I know GR was credited with the story but did he actually write the dialog.
He wrote the outline solo, and it's pretty much the same as the final episode, with the addition of a really chauvinistic, even vaguely homophobic tag that was mercifully dropped.

Remember that GR also came up with the story for "Mudd's Women," which is just about tied with "Turnabout" for the title of most sexist TOS episode. It's hard to believe those didn't reflect his views to some extent.

I think that in his own way he valued women, but he accepted the assumption of the era that women's value was in different societal roles than the ones filled by men. Sort of a "separate but equal" mentality. He definitely placed a lot of importance on masculinity as distinct from femininity; that tag in the T:I outline conveys a definite dread of masculinity being undermined by feminine influence.

SantaSpock September 13 2013 12:13 AM

Re: No female starship captains in the 2250s-60s?
 
Quote:

Christopher wrote: (Post 8637592)
Quote:

CommishSleer wrote: (Post 8637520)
Yet Rodenberry introduced a female First Officer in the original pilot. And that was apparently shot down by the studio for the 2nd pilot.

It was NBC who objected, I believe. But per Solow & Justman's Inside Star Trek, the network was fine with the idea of a female first officer; they just didn't like Roddenberry casting his mistress in the role. If he'd just recast, they would've welcomed the character, and she could've stood alongside other strong '60s heroines like Emma Peel, Cinnamon Carter, and Agent 99. But he couldn't admit that, so he blamed it on network sexism.

(I think Lee Meriwether could've made a good Number One.)


Quote:

But I agree it seems that the intention of the script was to say that females aren't suited for such jobs especially Kirk's last line and Spock not disagreeing. I think we all wish at that point Spock had piped up listing names of females Starship Captains past and present.

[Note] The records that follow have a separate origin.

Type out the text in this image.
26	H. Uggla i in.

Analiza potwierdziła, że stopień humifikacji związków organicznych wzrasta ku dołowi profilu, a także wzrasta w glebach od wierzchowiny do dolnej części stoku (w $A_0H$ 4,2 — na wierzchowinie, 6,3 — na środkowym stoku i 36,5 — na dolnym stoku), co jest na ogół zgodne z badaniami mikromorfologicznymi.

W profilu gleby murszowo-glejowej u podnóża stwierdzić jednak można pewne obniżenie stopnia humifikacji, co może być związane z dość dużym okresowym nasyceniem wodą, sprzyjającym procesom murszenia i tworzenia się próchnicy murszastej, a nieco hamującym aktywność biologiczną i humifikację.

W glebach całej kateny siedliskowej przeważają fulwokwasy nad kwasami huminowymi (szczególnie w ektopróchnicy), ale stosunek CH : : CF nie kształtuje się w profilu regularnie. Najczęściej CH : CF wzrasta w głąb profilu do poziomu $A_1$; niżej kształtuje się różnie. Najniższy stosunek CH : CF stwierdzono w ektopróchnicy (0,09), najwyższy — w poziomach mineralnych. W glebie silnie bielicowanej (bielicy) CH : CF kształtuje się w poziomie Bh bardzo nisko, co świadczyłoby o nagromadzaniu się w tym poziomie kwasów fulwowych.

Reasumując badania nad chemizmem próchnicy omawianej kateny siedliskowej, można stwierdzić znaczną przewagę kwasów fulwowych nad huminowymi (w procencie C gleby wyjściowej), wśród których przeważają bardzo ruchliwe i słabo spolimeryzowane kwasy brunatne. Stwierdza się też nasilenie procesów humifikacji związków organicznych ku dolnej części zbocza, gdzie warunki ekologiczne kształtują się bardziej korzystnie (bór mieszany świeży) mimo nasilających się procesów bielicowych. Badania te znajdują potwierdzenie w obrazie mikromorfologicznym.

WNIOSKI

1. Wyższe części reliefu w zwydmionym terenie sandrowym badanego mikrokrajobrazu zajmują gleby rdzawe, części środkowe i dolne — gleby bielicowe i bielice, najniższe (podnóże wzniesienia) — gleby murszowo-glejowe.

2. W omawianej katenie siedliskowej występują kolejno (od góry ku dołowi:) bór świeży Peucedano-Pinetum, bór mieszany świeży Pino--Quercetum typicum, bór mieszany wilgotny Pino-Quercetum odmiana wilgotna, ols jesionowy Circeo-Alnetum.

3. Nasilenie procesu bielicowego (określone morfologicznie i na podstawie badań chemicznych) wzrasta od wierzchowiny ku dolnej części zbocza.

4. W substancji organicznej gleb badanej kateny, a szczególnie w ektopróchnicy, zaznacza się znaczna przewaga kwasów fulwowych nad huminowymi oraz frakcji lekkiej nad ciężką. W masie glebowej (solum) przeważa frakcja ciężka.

I know GR was credited with the story but did he actually write the dialog.
He wrote the outline solo, and it's pretty much the same as the final episode, with the addition of a really chauvinistic, even vaguely homophobic tag that was mercifully dropped.

Remember that GR also came up with the story for "Mudd's Women," which is just about tied with "Turnabout" for the title of most sexist TOS episode. It's hard to believe those didn't reflect his views to some extent.

I think that in his own way he valued women, but he accepted the assumption of the era that women's value was in different societal roles than the ones filled by men. Sort of a "separate but equal" mentality. He definitely placed a lot of importance on masculinity as distinct from femininity; that tag in the T:I outline conveys a definite dread of masculinity being undermined by feminine influence.

I always believed GRs story of how the network objected to a female First Officer. I'm definitely going to have to get "Inside Star Trek".

I'm now thinking that looking at what GR orginally wrote in the tag, "Turnabout Intruder" could have been a lot worse. :eek:

Forbin September 13 2013 01:15 PM

Re: No female starship captains in the 2250s-60s?
 
Quote:

Christopher wrote: (Post 8637592)

(I think Lee Meriwether could've made a good Number One.)

Oh wow. That would have been awesome. Great idea.

Garrovick September 13 2013 02:43 PM

Re: No female starship captains in the 2250s-60s?
 
Janice Lester was a raving nutjob, and I'd cast a very skeptical eye on any statement she made.

J.T.B. September 13 2013 02:47 PM

Re: No female starship captains in the 2250s-60s?
 
Attitudes were different, certainly, and usually not what we'd call enlightened: ("One day [Lt. Palamas will] find the right man and off she'll go, out of the service"). But in the very first episode filmed, while Pike was gone, Number One was in command of the Enterprise, in effect the captain. That's a fairly strong, positive start; too bad it wasn't expanded upon in the course of the series.